Child prodigy: descends Mont Blanc at 17 years old
Siffredi is a talent that cannot be locked away under a glass case. Thus, at just 17 years old, he climbed Mont Blanc and descended all the classic routes. His nature leads him to constantly raise the bar. Every time he accomplishes a feat he shrugs his shoulders: he must immediately accomplish another, greater one. As soon as she comes of age she faces Mallory at the Aiguille du Midi, a thousand meters of altitude difference. At nineteen he flew to Peru: with Philippe Forte and René Robert he went up and down the Tocilarajo, over 6 thousand meters high. Stopping for a moment is simply not an option. He goes to the Himalayas and climbs Dorje Lhakpa (6988 m) also descending here with the board. In 2000 he attempted Huayna Potosí, a treacherous Bolivian peak (6088 m). In the autumn of 2000 he then reached the first 8000 meter peak, Cho Oyu. But it’s still not enough. He wants more. He wants the ruler of the peaks.

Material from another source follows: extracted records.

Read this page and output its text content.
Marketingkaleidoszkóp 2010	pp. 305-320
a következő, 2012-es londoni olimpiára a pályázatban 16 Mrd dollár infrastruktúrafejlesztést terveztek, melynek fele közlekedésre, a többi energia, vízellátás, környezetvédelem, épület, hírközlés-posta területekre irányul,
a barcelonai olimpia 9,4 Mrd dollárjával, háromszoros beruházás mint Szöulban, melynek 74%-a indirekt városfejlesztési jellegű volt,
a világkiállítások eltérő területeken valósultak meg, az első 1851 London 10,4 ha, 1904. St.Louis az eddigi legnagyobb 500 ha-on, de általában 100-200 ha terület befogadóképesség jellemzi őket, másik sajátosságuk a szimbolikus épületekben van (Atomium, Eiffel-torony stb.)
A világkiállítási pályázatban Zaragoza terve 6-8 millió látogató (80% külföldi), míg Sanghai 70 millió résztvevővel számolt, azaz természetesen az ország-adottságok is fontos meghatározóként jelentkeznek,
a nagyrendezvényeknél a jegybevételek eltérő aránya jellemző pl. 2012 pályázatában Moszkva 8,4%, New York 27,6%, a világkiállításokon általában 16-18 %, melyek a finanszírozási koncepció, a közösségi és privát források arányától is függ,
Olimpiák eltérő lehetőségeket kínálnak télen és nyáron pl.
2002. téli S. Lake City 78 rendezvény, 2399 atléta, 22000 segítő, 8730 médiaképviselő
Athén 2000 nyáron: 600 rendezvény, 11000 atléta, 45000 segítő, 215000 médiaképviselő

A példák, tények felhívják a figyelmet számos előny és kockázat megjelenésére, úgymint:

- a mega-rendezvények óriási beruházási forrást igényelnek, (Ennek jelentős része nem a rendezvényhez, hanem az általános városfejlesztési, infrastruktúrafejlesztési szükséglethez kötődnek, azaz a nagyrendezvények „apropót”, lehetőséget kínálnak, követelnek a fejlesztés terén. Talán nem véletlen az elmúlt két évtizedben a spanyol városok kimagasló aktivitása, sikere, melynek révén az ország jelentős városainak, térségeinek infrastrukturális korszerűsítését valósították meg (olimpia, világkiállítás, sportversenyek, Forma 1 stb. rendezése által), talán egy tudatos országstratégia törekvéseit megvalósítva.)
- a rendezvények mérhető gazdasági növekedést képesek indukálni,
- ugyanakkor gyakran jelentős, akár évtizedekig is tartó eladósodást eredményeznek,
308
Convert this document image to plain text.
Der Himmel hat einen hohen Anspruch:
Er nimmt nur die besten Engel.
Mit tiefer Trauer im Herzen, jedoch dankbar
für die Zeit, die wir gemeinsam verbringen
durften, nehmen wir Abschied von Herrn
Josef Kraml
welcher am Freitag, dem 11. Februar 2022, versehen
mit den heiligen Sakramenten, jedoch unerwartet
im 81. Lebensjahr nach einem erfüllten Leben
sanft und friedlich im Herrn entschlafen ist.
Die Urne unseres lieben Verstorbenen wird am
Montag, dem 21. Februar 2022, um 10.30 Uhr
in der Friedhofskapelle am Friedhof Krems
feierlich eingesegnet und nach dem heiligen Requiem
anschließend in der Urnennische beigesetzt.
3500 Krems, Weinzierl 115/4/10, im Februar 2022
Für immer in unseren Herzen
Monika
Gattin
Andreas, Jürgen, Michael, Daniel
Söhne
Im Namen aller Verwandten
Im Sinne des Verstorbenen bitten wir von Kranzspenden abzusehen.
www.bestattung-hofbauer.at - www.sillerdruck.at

Snowboarding on Mount Everest
Spring of 2001. Marco has decided that the time has come to challenge Everest. He reaches the top with the help of oxygen and two Sherpas, then straps on his board and begins the descent. The intense cold immediately causes scattered problems and must stop, and then start again. He descends to 6400 meters, unharmed, despite the poor visibility and the absence of a safe route: he is the first human being in the world to do so, together with the Austrian Stefan Gatt, who preceded him two days earlier. In the autumn of 2001 he tried to reach the summit of Shisha Pangma, but the winds were so strong that they forced him to stop at 7,000 meters above sea level, from where he descended.
September 2002: dissolved into thin air
Marco Siffredi continually raises. Now he intends to become the first man to descend the Hornbein Couloir, on the north face of Mount Everest. Having left Kathmandu in the first days of August 2002, he reached the summit on 9 September, accompanied by three Sherpas. The conditions are not ideal and he is advised to avoid the descent. Imagine: he came a long way to get here. He won’t back down. Below there is a narrow and steep channel, the one he should fit into. You can’t see anything though. A white cap of clouds and snow covers your eyes and thoughts. Siffredi stays up there for about an hour, then comes down. Since then no one has seen him again. He will never return to base camp. The next day a group of mountaineers goes to look for him, but only finds what appears to be the trail of the snowboard.
A close friend of his will say: “He fell asleep in the snow“. His body was never found again, but it still lies there, somewhere. His extreme search for freedom survived death.